Roscommon plan major ambush but Tribesmen can circumvent it

Click to enlarge
Click to enlarge
Martin Breheny

Martin Breheny

Roscommon enjoyed a good spring and a bad summer last year, raising questions as to whether they peaked too early in an effort to stay in Division 1 on their return there after several seasons in the lower slopes.

This year, they ran a disappointing league campaign, winning only one of seven games as they dropped back into Division 2.

They finished with a -46 point scoring difference, underlining the extent of the difficulties they experienced.

Still, it's all about the next game and while an air of gloom settled over Roscommon in April, more optimistic voices spoke of a possible upside.

Essentially, they believe that, unlike 2016, the training plan was geared towards summer and a shot at the Connacht Championship, where a kind draw offered them an opportunity to reach the final by beating Leitrim at home.

"We were relegated and that might have been the end of the story for someone observing from outside but this match was hugely important to us. We saw it as a way of turning the corner after the last couple of months," said manager Kevin McStay after the win over Cavan in the final league game.

Three months later, he takes Roscommon back to Pearse Stadium, scene of their close call against Galway in last year's Connacht final. He does it against a different background, with Roscommon's stock value having dropped almost in direct proportion to Galway's increase.

Kevin Walsh's men will replace Roscommon in Division 1 next year and go into tomorrow's game off a second successive championship win over Mayo.

There's also the memory of the 11-point win over Roscommon in the replay in Castlebar last year. It all signposts a Galway win, yet doubts persist as to whether it will be that straightforward.

If Roscommon had been more adventurous in the final minutes of the drawn game last year, they might well have snatched a winner. Instead, they took caution to ridiculous lengths and ran out of time as they tried to work the ball into the perfect shooting position. Galway deployed a defensive mindset that day too, but shook it off for the replay and had the title secured long before half-time.
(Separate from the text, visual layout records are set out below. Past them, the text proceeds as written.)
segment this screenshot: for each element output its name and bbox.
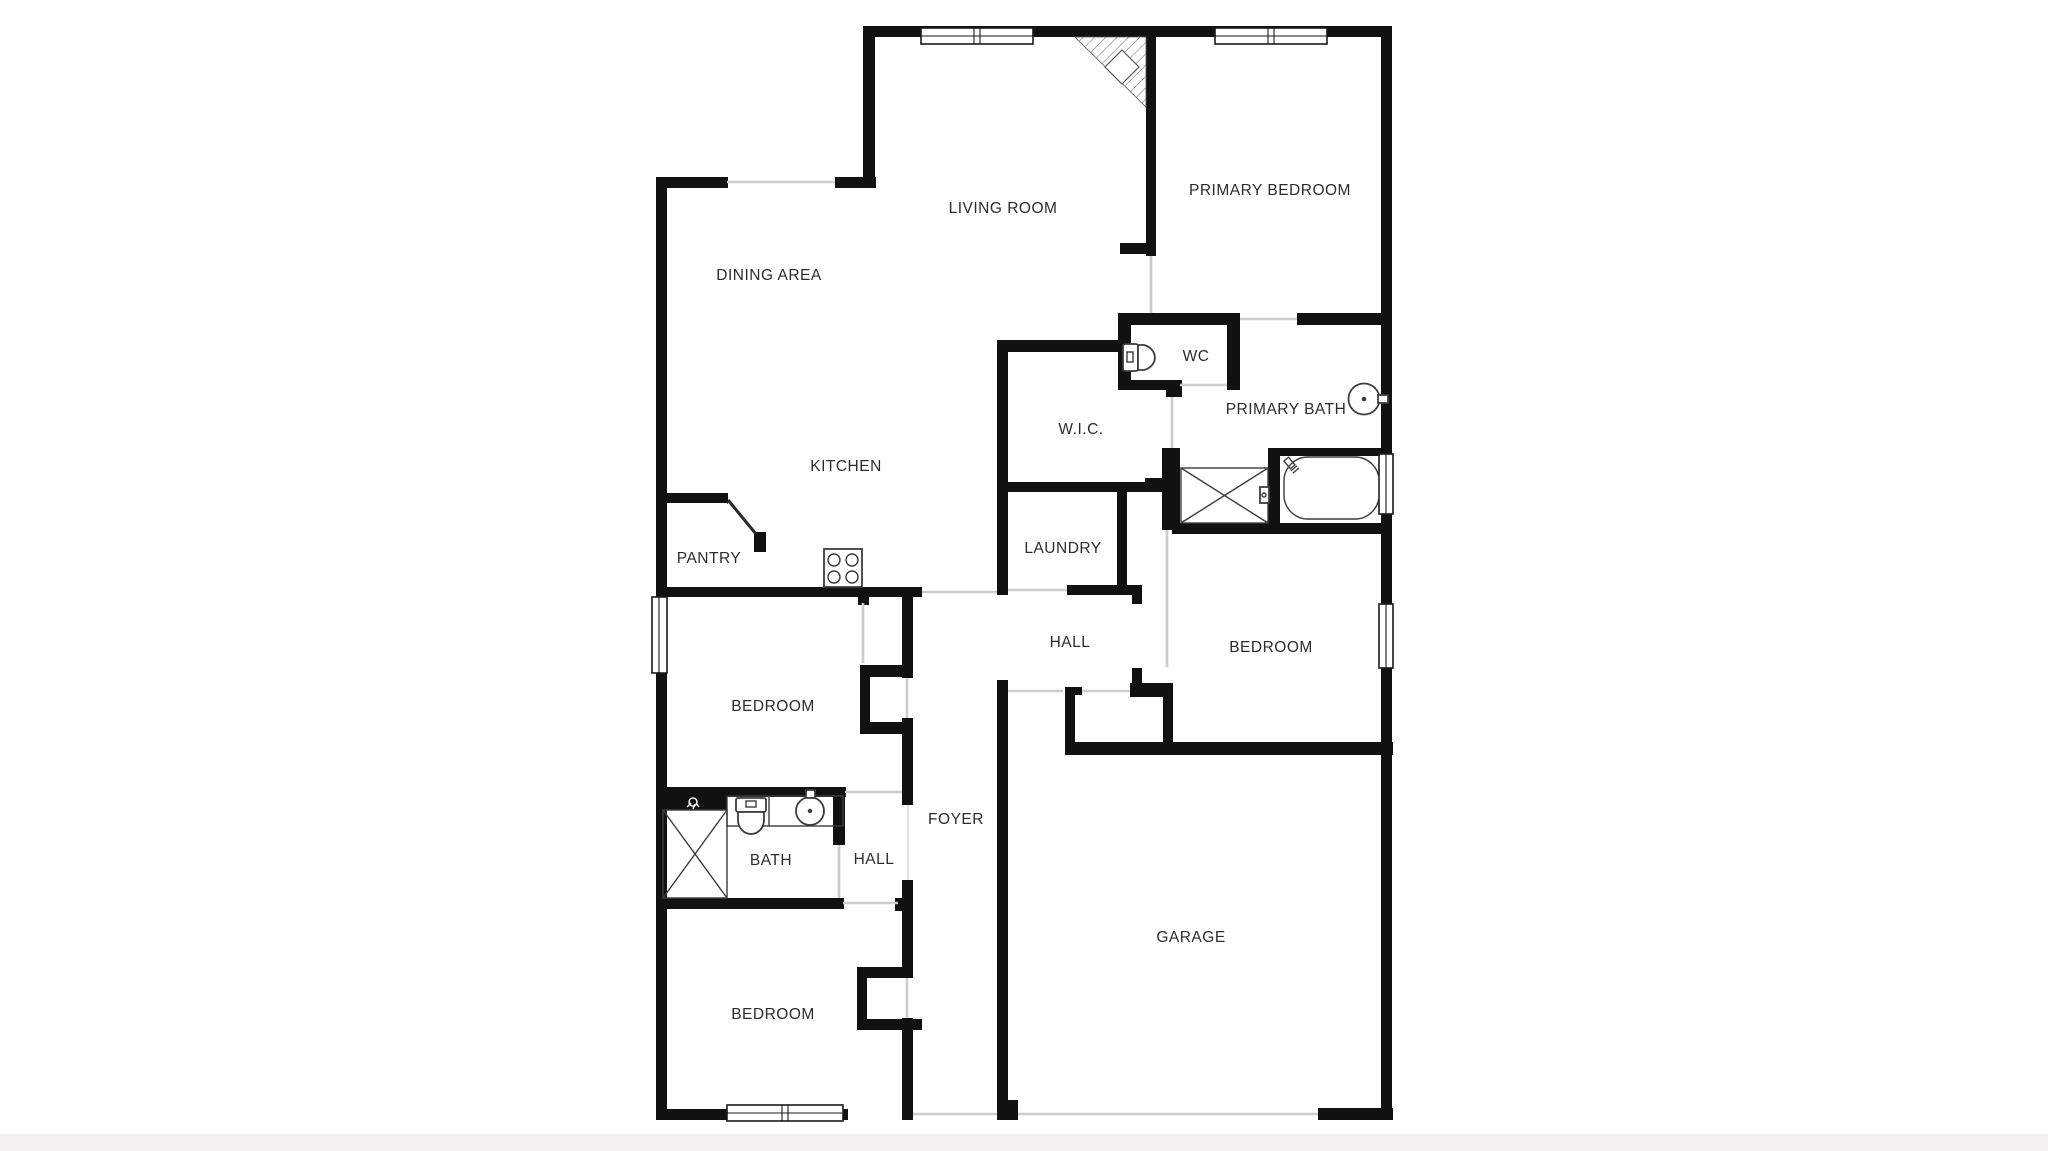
shower-icon — [663, 798, 727, 898]
room-label-foyer: FOYER — [928, 811, 984, 829]
window-icon — [1379, 454, 1393, 514]
window-icon — [1379, 604, 1393, 668]
room-label-primary-bath: PRIMARY BATH — [1226, 401, 1347, 419]
room-label-hall-lower: HALL — [854, 851, 895, 869]
door-leaf — [728, 500, 756, 534]
room-label-primary-bedroom: PRIMARY BEDROOM — [1189, 182, 1351, 200]
window-icon — [727, 1105, 843, 1121]
floor-plan-page: LIVING ROOMPRIMARY BEDROOMDINING AREAWCP… — [0, 0, 2048, 1151]
stove-icon — [824, 549, 862, 587]
window-icon — [921, 28, 1033, 44]
ground-strip — [0, 1134, 2048, 1151]
floor-plan — [0, 0, 2048, 1151]
room-label-kitchen: KITCHEN — [810, 458, 882, 476]
shower-icon — [1181, 468, 1269, 523]
room-label-living-room: LIVING ROOM — [949, 200, 1058, 218]
window-icon — [652, 597, 667, 673]
bathtub-icon — [1283, 457, 1379, 519]
room-label-hall-upper: HALL — [1050, 634, 1091, 652]
room-label-wc: WC — [1183, 348, 1210, 366]
window-icon — [1215, 28, 1327, 44]
toilet-icon — [736, 798, 766, 834]
fireplace-icon — [1075, 37, 1146, 107]
room-label-laundry: LAUNDRY — [1024, 540, 1101, 558]
room-label-bedroom-left: BEDROOM — [731, 698, 815, 716]
room-label-bath: BATH — [750, 852, 792, 870]
room-label-garage: GARAGE — [1156, 929, 1225, 947]
room-label-pantry: PANTRY — [677, 550, 741, 568]
room-label-bedroom-bottom: BEDROOM — [731, 1006, 815, 1024]
toilet-icon — [1123, 344, 1155, 371]
room-label-bedroom-right: BEDROOM — [1229, 639, 1313, 657]
room-label-wic: W.I.C. — [1058, 421, 1103, 439]
room-label-dining-area: DINING AREA — [716, 267, 821, 285]
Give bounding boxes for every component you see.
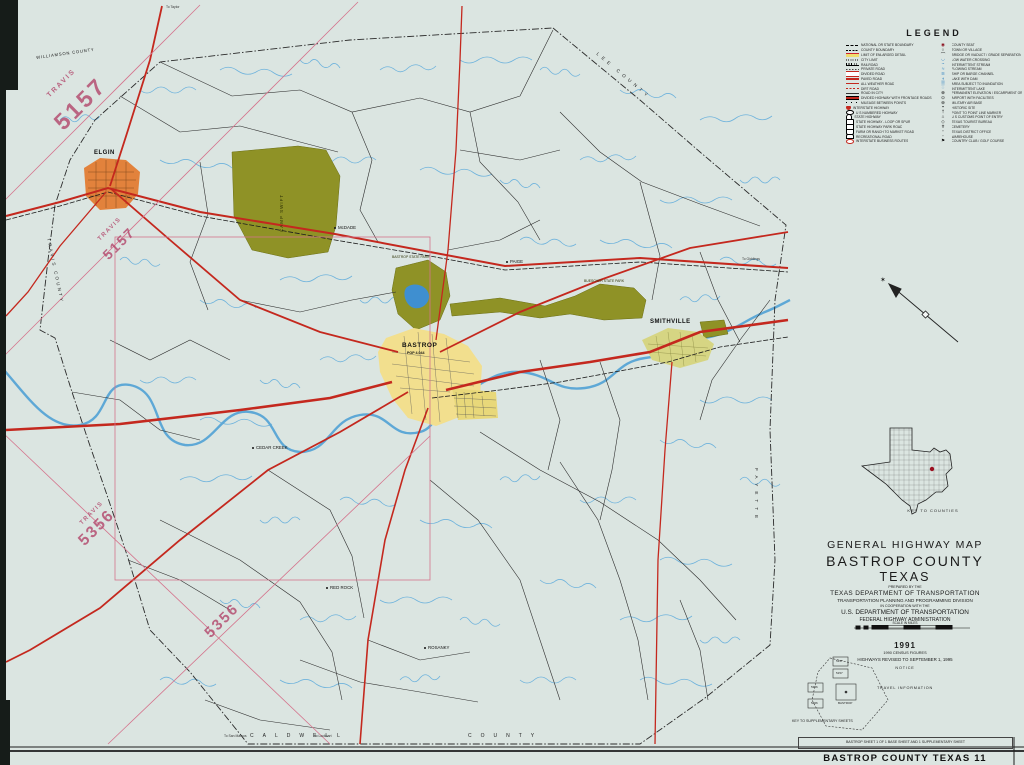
cityrd-symbol [846,93,859,94]
scale-bar [854,626,970,630]
legend-item-label: INTERSTATE BUSINESS ROUTES [856,139,908,143]
buescher-park-corridor [450,284,646,320]
census-line: 1990 CENSUS FIGURES [790,651,1020,655]
legend-item-label: HISTORIC SITE [952,106,976,110]
camp-swift-area [232,146,340,258]
paved-symbol [846,78,859,80]
legend-item-label: RECREATIONAL ROAD [856,135,892,139]
legend-item-label: INTERMITTENT LAKE [952,87,985,91]
usdot-line: U.S. DEPARTMENT OF TRANSPORTATION [790,609,1020,616]
map-title-line: GENERAL HIGHWAY MAP [790,539,1020,551]
fm-elgin-southwest [6,192,106,316]
travel-heading: TRAVEL INFORMATION [790,686,1020,690]
legend-item-label: PERMANENT ELEVATION / ESCARPMENT OR BLUF… [952,91,1023,95]
frontage-symbol [846,96,859,100]
legend-item-label: DIRT ROAD [861,87,879,91]
legend-item-label: AREA SUBJECT TO INUNDATION [952,82,1003,86]
elgin-city-area [84,158,140,210]
fm-smithville-south [655,362,672,744]
legend-item-label: STATE HIGHWAY [854,115,880,119]
priv-symbol [846,69,859,70]
map-sheet: ✶ [0,0,1024,765]
legend-item-label: POINT TO POINT LINE MARKER [952,111,1002,115]
cnty-symbol [846,50,859,51]
legend-item-label: TOWN OR VILLAGE [952,48,983,52]
legend-item-label: AIRPORT WITH FACILITIES [952,96,994,100]
north-arrow: ✶ [880,276,958,342]
notice-heading: NOTICE [790,666,1020,670]
legend-item-label: CEMETERY [952,125,970,129]
legend-item-label: STATE HIGHWAY - LOOP OR SPUR [856,120,910,124]
scan-edge-left [0,0,6,765]
sh71-east [446,320,788,390]
mileage-symbol [846,102,859,103]
park-areas [232,146,728,338]
sh21-southwest [6,392,408,662]
key-to-sheets-caption: KEY TO SUPPLEMENTARY SHEETS [792,719,882,723]
sh95-north [110,6,162,186]
legend-item-label: PRIVATE ROAD [861,67,885,71]
legend-item-label: WAREHOUSE [952,135,974,139]
legend-item-label: FLOWING STREAM [952,67,982,71]
legend-item-label: COUNTY SEAT [952,43,975,47]
legend-item-label: INTERMITTENT STREAM [952,63,991,67]
scan-edge-corner-tl [0,0,18,90]
legend-item-label: LIMIT OF ENLARGED DETAIL [861,53,906,57]
legend-item: DIVIDED HIGHWAY WITH FRONTAGE ROADS [846,96,932,101]
rail-symbol [846,63,859,67]
legend-item-label: BRIDGE OR VIADUCT / GRADE SEPARATION [952,53,1022,57]
sh71-west [6,382,392,430]
year-line: 1991 [790,641,1020,650]
state-title: TEXAS [790,570,1020,584]
legend-item-label: DIVIDED ROAD [861,72,885,76]
legend-item-label: INTERSTATE HIGHWAY [853,106,889,110]
division-line: TRANSPORTATION PLANNING AND PROGRAMMING … [790,598,1020,603]
legend-item-label: DIVIDED HIGHWAY WITH FRONTAGE ROADS [861,96,932,100]
sheet-note: BASTROP SHEET 1 OF 1 BASE SHEET AND 1 SU… [798,737,1013,749]
legend-item-label: PAVED ROAD [861,77,882,81]
key-to-counties-caption: KEY TO COUNTIES [858,508,1008,513]
golf-symbol: ⚑ [937,140,950,143]
legend-item-label: MILITARY AIR BASE [952,101,983,105]
citylim-symbol [846,59,859,61]
limit-symbol [846,53,859,57]
svg-text:✶: ✶ [880,276,886,284]
cooperation-line: IN COOPERATION WITH THE [790,604,1020,608]
prepared-by: PREPARED BY THE [790,585,1020,589]
legend-item-label: RAILROAD [861,63,878,67]
legend-item-label: ALL WEATHER ROAD [861,82,894,86]
legend-item: ⚑COUNTRY CLUB / GOLF COURSE [937,139,1023,144]
legend: LEGEND NATIONAL OR STATE BOUNDARYCOUNTY … [846,28,1022,144]
legend-column-left: NATIONAL OR STATE BOUNDARYCOUNTY BOUNDAR… [846,43,932,144]
dirt-symbol [846,88,859,89]
legend-item-label: STATE HIGHWAY PARK ROAD [856,125,902,129]
legend-item-label: FARM OR RANCH TO MARKET ROAD [856,130,914,134]
legend-item-label: TEXAS TOURIST BUREAU [952,120,993,124]
legend-item-label: COUNTRY CLUB / GOLF COURSE [952,139,1005,143]
legend-item-label: LOW WATER CROSSING [952,58,990,62]
legend-item-label: U S CUSTOMS POINT OF ENTRY [952,115,1003,119]
county-title: BASTROP COUNTY [790,553,1020,569]
bottom-sheet-title: BASTROP COUNTY TEXAS 11 [790,753,1020,764]
legend-item-label: SHIP OR BARGE CHANNEL [952,72,995,76]
scale-label: SCALE IN MILES [790,621,1020,625]
legend-item-label: CITY LIMIT [861,58,878,62]
legend-title: LEGEND [846,28,1022,38]
allw-symbol [846,83,859,84]
revised-line: HIGHWAYS REVISED TO SEPTEMBER 1, 1995 [790,657,1020,662]
legend-item-label: TEXAS DISTRICT OFFICE [952,130,992,134]
legend-item-label: MILEAGE BETWEEN POINTS [861,101,906,105]
sh304-south [360,408,428,744]
texas-key-map [860,426,956,518]
legend-item-label: NATIONAL OR STATE BOUNDARY [861,43,914,47]
txdot-line: TEXAS DEPARTMENT OF TRANSPORTATION [790,590,1020,597]
scan-edge-corner-bl [0,700,10,765]
divided-symbol [846,71,859,76]
legend-column-right: ◉COUNTY SEAT○TOWN OR VILLAGE⌒BRIDGE OR V… [937,43,1023,144]
bastrop-location-dot [930,467,934,471]
legend-item-label: ROAD IN CITY [861,91,883,95]
bnd-symbol [846,45,859,47]
legend-item-label: U S NUMBERED HIGHWAY [856,111,898,115]
sh-bus-symbol [846,139,854,145]
legend-item: INTERSTATE BUSINESS ROUTES [846,139,932,144]
legend-item-label: LAKE WITH DAM [952,77,978,81]
legend-item-label: COUNTY BOUNDARY [861,48,894,52]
"The lads went for it. We didn't want to play safe today," said Walsh afterwards.

Will Galway adopt a similarly gung-ho approach today? They certainly didn't do it against Mayo in the semi-final but then circumstances were different.

Roscommon conceded an average of 21.3 points per game in the league so it's obvious where much of McStay's concentration has been since then.

With the right possession flow, the Galway forward line can be just as good as most of the Division 1 teams Roscommon encountered.

However, question marks still persist about the Galway defence, resulting in a game-plan that does not always allow full rein to the front men to indulge their attacking instincts.

That was evident in the drawn Connacht final last year but once they played a more expressive game in the replay, they unhinged the Roscommon defence quite easily and had the game won by half-time.

McStay's men will be more secure this time but it's still unlikely to be enough to prevent Galway completing the county's Connacht double since 2002-2003.